Treasury Department contact centers are spending 80,000 hours each year on calls that should not have required human interaction, according to Management and Program Analyst Jennifer Hill, but now the agency is using employee and citizen feedback to find emerging tech that can fix that.
Hill shared the story of Treasury’s innovation team at ACT-IAC’s Jan. 22 Artificial Intelligence (AI)/Intelligent Automation (IA) forum. She said that discovering solutions to the call center conundrum taught the team the “right way” to apply technology.
After successes with RPA and blockchain, the agency wanted to implement an AI-based chatbot to streamline its contact centers. The innovation team noticed that 75 percent of the four million calls and emails that get sent to one of Treasury’s contact centers each year are misdirected. Of the other 25 percent, the majority dealt with tasks that the caller could have done on their own, like filling out forms.
“For us, mapping out that customer journey and identifying where those pain points were … really helped us look at where [technology] makes sense,” Hill said. “This has really been a big culture change for us.”

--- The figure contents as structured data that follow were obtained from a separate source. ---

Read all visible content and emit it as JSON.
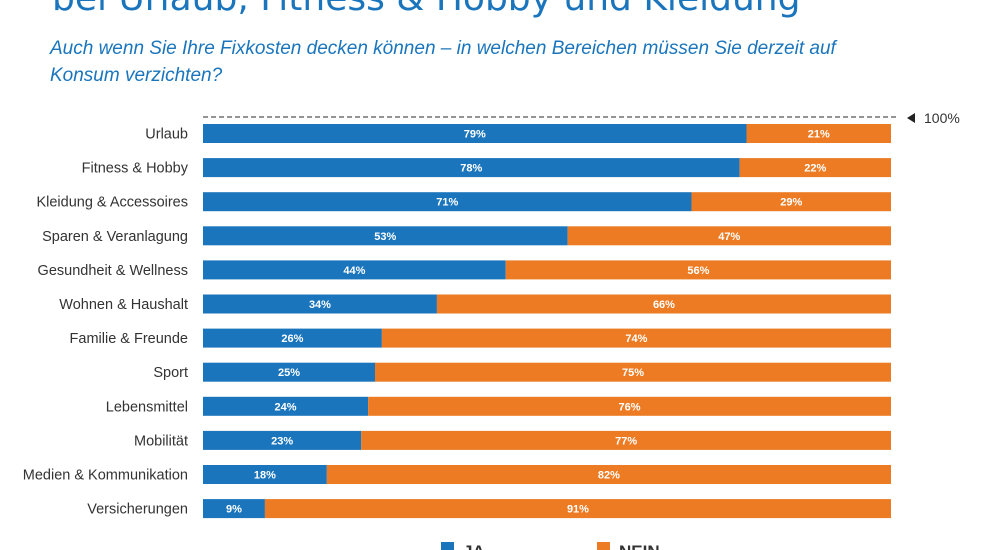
{
  "chart_data": {
    "type": "bar",
    "stacked": true,
    "orientation": "horizontal",
    "title": "bei Urlaub, Fitness & Hobby und Kleidung",
    "subtitle": "Auch wenn Sie Ihre Fixkosten decken können – in welchen Bereichen müssen Sie derzeit auf Konsum verzichten?",
    "reference_label": "100%",
    "categories": [
      "Urlaub",
      "Fitness & Hobby",
      "Kleidung & Accessoires",
      "Sparen & Veranlagung",
      "Gesundheit & Wellness",
      "Wohnen & Haushalt",
      "Familie & Freunde",
      "Sport",
      "Lebensmittel",
      "Mobilität",
      "Medien & Kommunikation",
      "Versicherungen"
    ],
    "series": [
      {
        "name": "JA",
        "color": "#1a75bc",
        "values": [
          79,
          78,
          71,
          53,
          44,
          34,
          26,
          25,
          24,
          23,
          18,
          9
        ]
      },
      {
        "name": "NEIN",
        "color": "#ec7b23",
        "values": [
          21,
          22,
          29,
          47,
          56,
          66,
          74,
          75,
          76,
          77,
          82,
          91
        ]
      }
    ],
    "xlim": [
      0,
      100
    ],
    "value_suffix": "%",
    "legend_position": "bottom"
  }
}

Now, Treasury is now building out the knowledge base for conversational AI to tackle some of these contact center frustrations with a human-centered approach. As the innovation team begins this process, they’ve found that preliminary AI has opened the door to new AI use cases.
“AI actually enabled AI,” Hill said. “We can actually use natural language processing to pull calls out and actually do some analysis on them to figure out what are our use cases, like where does it make sense to apply technology? It also helped us identify how many things are coming in that we could actually make it where calls are never needed.”
Human-centered design at Treasury is also starting to go beyond the contact centers. Updates to its website design, for example, are also taking into consideration the customer’s perspective and knowledge.